Machine learning algorithms function on the training data that they receive however human biases exist in language data.  Bias is a prejudice for or against a person or group that is considered unfair and it can alter how an algorithm functions and result in the same mistakes or assumptions being made over and over. Leading-edge research from the SFI ADAPT Centre for AI-Driven Digital Content Technology aims to mitigate gender bias in technology in ground-breaking new ways.  Led by ADAPT Research Engineer Nishta Jain in collaboration with Microsoft and Imperial College London, the research will be presented at the prestigious European Language Resource Association’s 13th Language Resources and Evaluation Conference (LREC) to be held from June 21-23, 2022 in Marseille, France.

In recent times, studying and mitigating gender and other biases in natural language have become important areas of research from both algorithmic and data perspectives. However, previous work in this area has proved to be costly and tedious requiring large amounts of gender balanced training data. 

Speaking about the significance of the research, ADAPT’s Research Engineer Nishtha Jain said: “From finding a romantic partner to getting that dream job, Artificial Intelligence plays a bigger role in helping shape our lives than ever before. This is the reason, we as researchers need to ensure technology is more inclusive from an ethical and socio-political standpoint. Our research is a step in the direction of making AI technology more inclusive regardless of one’s gender.”   

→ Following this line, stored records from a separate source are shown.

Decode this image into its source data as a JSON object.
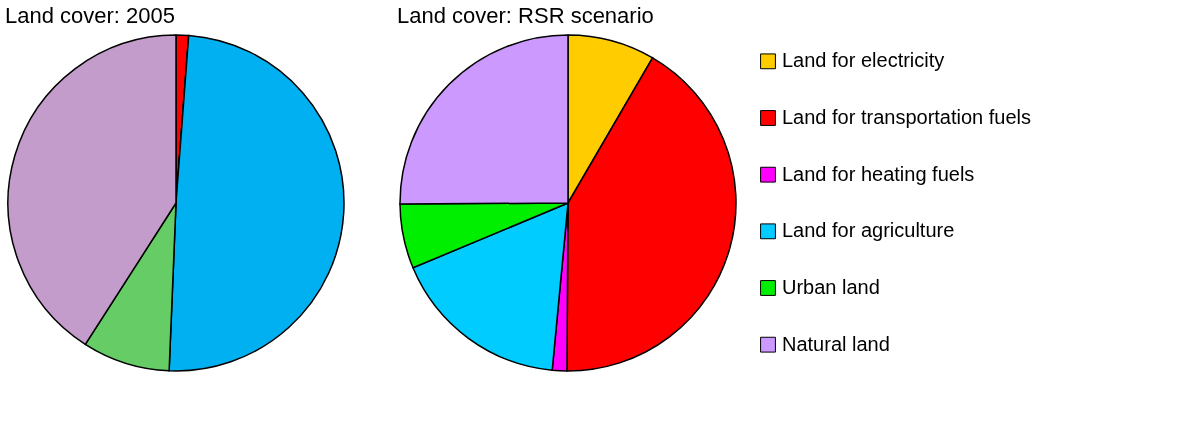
{
  "chart_data": [
    {
      "type": "pie",
      "title": "Land cover: 2005",
      "categories": [
        null,
        null,
        null,
        null,
        null,
        null
      ],
      "values": [
        null,
        1.2,
        0,
        49.3,
        8.4,
        40.8
      ],
      "colors": [
        "#ffc000",
        "#ff0000",
        "#ff00ff",
        "#00b0f0",
        "#66cc66",
        "#c49ccc"
      ],
      "legend": false
    },
    {
      "type": "pie",
      "title": "Land cover: RSR scenario",
      "categories": [
        "Land for electricity",
        "Land for transportation fuels",
        "Land for heating fuels",
        "Land for agriculture",
        "Urban land",
        "Natural land"
      ],
      "values": [
        8.4,
        41.7,
        1.4,
        17.2,
        6.2,
        25.1
      ],
      "colors": [
        "#ffcc00",
        "#ff0000",
        "#ff00ff",
        "#00ccff",
        "#00ee00",
        "#cc99ff"
      ],
      "legend": "right"
    }
  ]
}
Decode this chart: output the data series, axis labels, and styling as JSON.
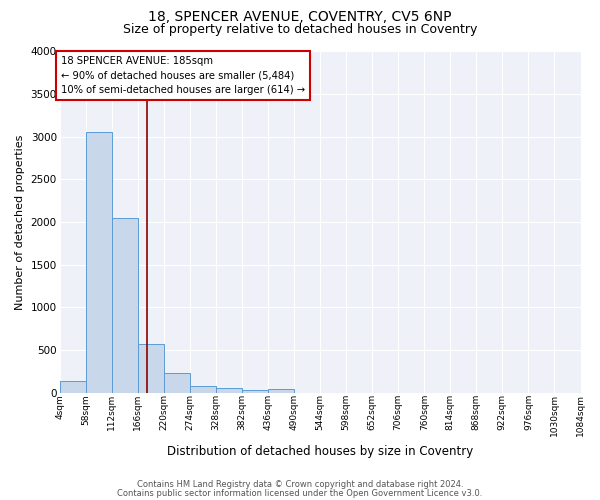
{
  "title_line1": "18, SPENCER AVENUE, COVENTRY, CV5 6NP",
  "title_line2": "Size of property relative to detached houses in Coventry",
  "xlabel": "Distribution of detached houses by size in Coventry",
  "ylabel": "Number of detached properties",
  "footnote1": "Contains HM Land Registry data © Crown copyright and database right 2024.",
  "footnote2": "Contains public sector information licensed under the Open Government Licence v3.0.",
  "bar_edges": [
    4,
    58,
    112,
    166,
    220,
    274,
    328,
    382,
    436,
    490,
    544,
    598,
    652,
    706,
    760,
    814,
    868,
    922,
    976,
    1030,
    1084
  ],
  "bar_heights": [
    140,
    3060,
    2050,
    570,
    230,
    80,
    55,
    30,
    45,
    0,
    0,
    0,
    0,
    0,
    0,
    0,
    0,
    0,
    0,
    0
  ],
  "bar_color": "#c8d8ea",
  "bar_edgecolor": "#5b9bd5",
  "property_size": 185,
  "vertical_line_color": "#8b0000",
  "annotation_text": "18 SPENCER AVENUE: 185sqm\n← 90% of detached houses are smaller (5,484)\n10% of semi-detached houses are larger (614) →",
  "annotation_box_edgecolor": "#cc0000",
  "annotation_box_facecolor": "#ffffff",
  "ylim": [
    0,
    4000
  ],
  "background_color": "#eef2f8",
  "grid_color": "#ffffff",
  "title_fontsize": 10,
  "subtitle_fontsize": 9,
  "tick_labels": [
    "4sqm",
    "58sqm",
    "112sqm",
    "166sqm",
    "220sqm",
    "274sqm",
    "328sqm",
    "382sqm",
    "436sqm",
    "490sqm",
    "544sqm",
    "598sqm",
    "652sqm",
    "706sqm",
    "760sqm",
    "814sqm",
    "868sqm",
    "922sqm",
    "976sqm",
    "1030sqm",
    "1084sqm"
  ]
}
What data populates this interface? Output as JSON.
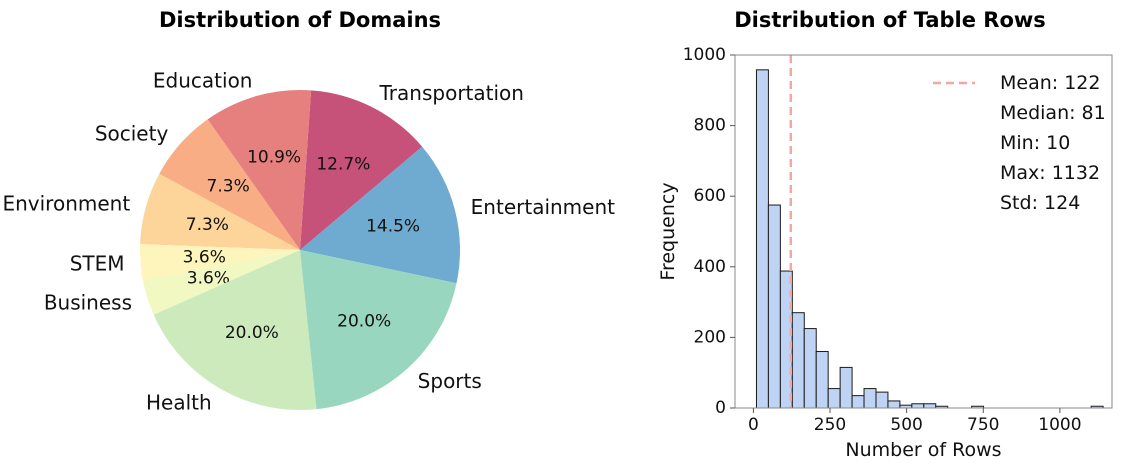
{
  "chart_data": [
    {
      "type": "pie",
      "title": "Distribution of Domains",
      "slices": [
        {
          "label": "Entertainment",
          "value": 14.5,
          "pct_label": "14.5%",
          "color": "#6fabd0"
        },
        {
          "label": "Transportation",
          "value": 12.7,
          "pct_label": "12.7%",
          "color": "#c6527a"
        },
        {
          "label": "Education",
          "value": 10.9,
          "pct_label": "10.9%",
          "color": "#e6807e"
        },
        {
          "label": "Society",
          "value": 7.3,
          "pct_label": "7.3%",
          "color": "#f9ad85"
        },
        {
          "label": "Environment",
          "value": 7.3,
          "pct_label": "7.3%",
          "color": "#fdd49a"
        },
        {
          "label": "STEM",
          "value": 3.6,
          "pct_label": "3.6%",
          "color": "#fdf5bb"
        },
        {
          "label": "Business",
          "value": 3.6,
          "pct_label": "3.6%",
          "color": "#f1f8c2"
        },
        {
          "label": "Health",
          "value": 20.0,
          "pct_label": "20.0%",
          "color": "#cdeabd"
        },
        {
          "label": "Sports",
          "value": 20.0,
          "pct_label": "20.0%",
          "color": "#99d6bf"
        }
      ]
    },
    {
      "type": "bar",
      "title": "Distribution of Table Rows",
      "xlabel": "Number of Rows",
      "ylabel": "Frequency",
      "xlim": [
        -60,
        1170
      ],
      "ylim": [
        0,
        1000
      ],
      "xticks": [
        0,
        250,
        500,
        750,
        1000
      ],
      "yticks": [
        0,
        200,
        400,
        600,
        800,
        1000
      ],
      "bin_width": 39,
      "bins_start": 10,
      "counts": [
        958,
        575,
        388,
        270,
        225,
        160,
        55,
        115,
        35,
        55,
        45,
        20,
        8,
        12,
        12,
        5,
        0,
        0,
        5,
        0,
        0,
        0,
        0,
        0,
        0,
        0,
        0,
        0,
        5
      ],
      "bar_color": "#bfd4f5",
      "mean_line": {
        "value": 122,
        "color": "#f4a6a0"
      },
      "legend": {
        "entries": [
          "Mean: 122",
          "Median: 81",
          "Min: 10",
          "Max: 1132",
          "Std: 124"
        ],
        "position": "top-right"
      }
    }
  ]
}
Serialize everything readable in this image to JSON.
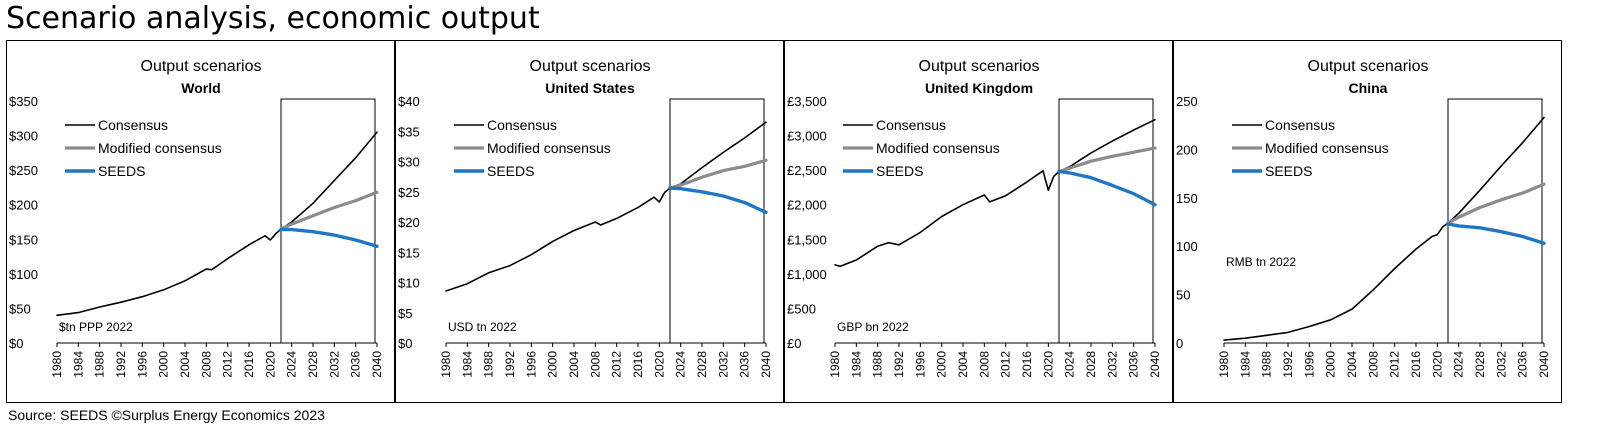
{
  "page": {
    "title": "Scenario analysis, economic output",
    "source": "Source: SEEDS  ©Surplus Energy Economics 2023"
  },
  "colors": {
    "consensus": "#000000",
    "modified": "#8c8c8c",
    "seeds": "#1f77c4"
  },
  "chart_data": [
    {
      "type": "line",
      "title": "Output scenarios",
      "subtitle": "World",
      "unit_label": "$tn PPP 2022",
      "legend_position": "top-left",
      "ylim": [
        0,
        350
      ],
      "yticks": [
        0,
        50,
        100,
        150,
        200,
        250,
        300,
        350
      ],
      "ytick_labels": [
        "$0",
        "$50",
        "$100",
        "$150",
        "$200",
        "$250",
        "$300",
        "$350"
      ],
      "xticks": [
        "1980",
        "1984",
        "1988",
        "1992",
        "1996",
        "2000",
        "2004",
        "2008",
        "2012",
        "2016",
        "2020",
        "2024",
        "2028",
        "2032",
        "2036",
        "2040"
      ],
      "projection_start": 2022,
      "series": [
        {
          "name": "Consensus",
          "x": [
            1980,
            1984,
            1988,
            1992,
            1996,
            2000,
            2004,
            2008,
            2009,
            2012,
            2016,
            2019,
            2020,
            2021,
            2022,
            2024,
            2028,
            2032,
            2036,
            2040
          ],
          "values": [
            40,
            44,
            52,
            59,
            67,
            77,
            90,
            107,
            106,
            122,
            142,
            155,
            149,
            158,
            165,
            175,
            202,
            235,
            268,
            305
          ]
        },
        {
          "name": "Modified consensus",
          "x": [
            2022,
            2024,
            2028,
            2032,
            2036,
            2040
          ],
          "values": [
            165,
            172,
            184,
            196,
            206,
            218
          ]
        },
        {
          "name": "SEEDS",
          "x": [
            2022,
            2024,
            2028,
            2032,
            2036,
            2040
          ],
          "values": [
            164,
            164,
            161,
            156,
            149,
            140
          ]
        }
      ]
    },
    {
      "type": "line",
      "title": "Output scenarios",
      "subtitle": "United States",
      "unit_label": "USD tn 2022",
      "legend_position": "top-left",
      "ylim": [
        0,
        40
      ],
      "yticks": [
        0,
        5,
        10,
        15,
        20,
        25,
        30,
        35,
        40
      ],
      "ytick_labels": [
        "$0",
        "$5",
        "$10",
        "$15",
        "$20",
        "$25",
        "$30",
        "$35",
        "$40"
      ],
      "xticks": [
        "1980",
        "1984",
        "1988",
        "1992",
        "1996",
        "2000",
        "2004",
        "2008",
        "2012",
        "2016",
        "2020",
        "2024",
        "2028",
        "2032",
        "2036",
        "2040"
      ],
      "projection_start": 2022,
      "series": [
        {
          "name": "Consensus",
          "x": [
            1980,
            1984,
            1988,
            1992,
            1996,
            2000,
            2004,
            2008,
            2009,
            2012,
            2016,
            2019,
            2020,
            2021,
            2022,
            2024,
            2028,
            2032,
            2036,
            2040
          ],
          "values": [
            8.6,
            9.8,
            11.6,
            12.8,
            14.6,
            16.8,
            18.6,
            20.0,
            19.5,
            20.6,
            22.4,
            24.1,
            23.3,
            24.9,
            25.6,
            26.3,
            29.0,
            31.5,
            33.9,
            36.5
          ]
        },
        {
          "name": "Modified consensus",
          "x": [
            2022,
            2024,
            2028,
            2032,
            2036,
            2040
          ],
          "values": [
            25.6,
            26.1,
            27.4,
            28.5,
            29.2,
            30.2
          ]
        },
        {
          "name": "SEEDS",
          "x": [
            2022,
            2024,
            2028,
            2032,
            2036,
            2040
          ],
          "values": [
            25.6,
            25.5,
            25.0,
            24.3,
            23.2,
            21.6
          ]
        }
      ]
    },
    {
      "type": "line",
      "title": "Output scenarios",
      "subtitle": "United Kingdom",
      "unit_label": "GBP bn 2022",
      "legend_position": "top-left",
      "ylim": [
        0,
        3500
      ],
      "yticks": [
        0,
        500,
        1000,
        1500,
        2000,
        2500,
        3000,
        3500
      ],
      "ytick_labels": [
        "£0",
        "£500",
        "£1,000",
        "£1,500",
        "£2,000",
        "£2,500",
        "£3,000",
        "£3,500"
      ],
      "xticks": [
        "1980",
        "1984",
        "1988",
        "1992",
        "1996",
        "2000",
        "2004",
        "2008",
        "2012",
        "2016",
        "2020",
        "2024",
        "2028",
        "2032",
        "2036",
        "2040"
      ],
      "projection_start": 2022,
      "series": [
        {
          "name": "Consensus",
          "x": [
            1980,
            1981,
            1984,
            1988,
            1990,
            1992,
            1996,
            2000,
            2004,
            2008,
            2009,
            2012,
            2016,
            2019,
            2020,
            2021,
            2022,
            2024,
            2028,
            2032,
            2036,
            2040
          ],
          "values": [
            1130,
            1110,
            1200,
            1400,
            1450,
            1420,
            1600,
            1830,
            2000,
            2140,
            2040,
            2130,
            2330,
            2490,
            2210,
            2410,
            2480,
            2550,
            2750,
            2920,
            3080,
            3230
          ]
        },
        {
          "name": "Modified consensus",
          "x": [
            2022,
            2024,
            2028,
            2032,
            2036,
            2040
          ],
          "values": [
            2480,
            2530,
            2630,
            2700,
            2760,
            2820
          ]
        },
        {
          "name": "SEEDS",
          "x": [
            2022,
            2024,
            2028,
            2032,
            2036,
            2040
          ],
          "values": [
            2480,
            2460,
            2390,
            2280,
            2160,
            2000
          ]
        }
      ]
    },
    {
      "type": "line",
      "title": "Output scenarios",
      "subtitle": "China",
      "unit_label": "RMB tn 2022",
      "legend_position": "top-left",
      "ylim": [
        0,
        250
      ],
      "yticks": [
        0,
        50,
        100,
        150,
        200,
        250
      ],
      "ytick_labels": [
        "0",
        "50",
        "100",
        "150",
        "200",
        "250"
      ],
      "xticks": [
        "1980",
        "1984",
        "1988",
        "1992",
        "1996",
        "2000",
        "2004",
        "2008",
        "2012",
        "2016",
        "2020",
        "2024",
        "2028",
        "2032",
        "2036",
        "2040"
      ],
      "projection_start": 2022,
      "series": [
        {
          "name": "Consensus",
          "x": [
            1980,
            1984,
            1988,
            1992,
            1996,
            2000,
            2004,
            2008,
            2012,
            2016,
            2019,
            2020,
            2021,
            2022,
            2024,
            2028,
            2032,
            2036,
            2040
          ],
          "values": [
            3,
            5,
            8,
            11,
            17,
            24,
            35,
            55,
            77,
            97,
            110,
            112,
            120,
            124,
            134,
            158,
            183,
            207,
            233
          ]
        },
        {
          "name": "Modified consensus",
          "x": [
            2022,
            2024,
            2028,
            2032,
            2036,
            2040
          ],
          "values": [
            124,
            130,
            140,
            148,
            155,
            164
          ]
        },
        {
          "name": "SEEDS",
          "x": [
            2022,
            2024,
            2028,
            2032,
            2036,
            2040
          ],
          "values": [
            123,
            121,
            119,
            115,
            110,
            103
          ]
        }
      ]
    }
  ]
}
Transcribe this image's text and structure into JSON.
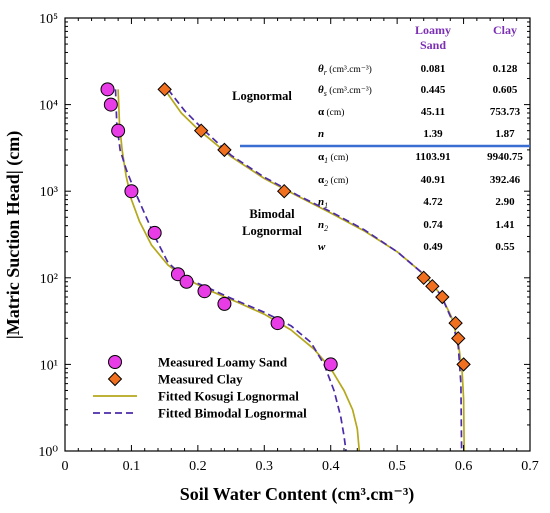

ADAPT’s new work leverages pre-trained deep-learning language models to reduce bias in a language generation context. The new research approach can accelerate efficacies, making this technology more affordable and less time-consuming. The approach is designed to work on multiple languages with minimal changes in the form of heuristics. To prove this, the research was successfully tested on a high resource language, namely Spanish, and a very low resource language, namely Serbian, with positive results. 

The research paper is titled Leveraging Pre-trained Language Models for Gender DebiasingCo-authors on the paper include Maja Popović (DCU), Declan Groves (Microsoft) and Lucia Specia (Imperial College London).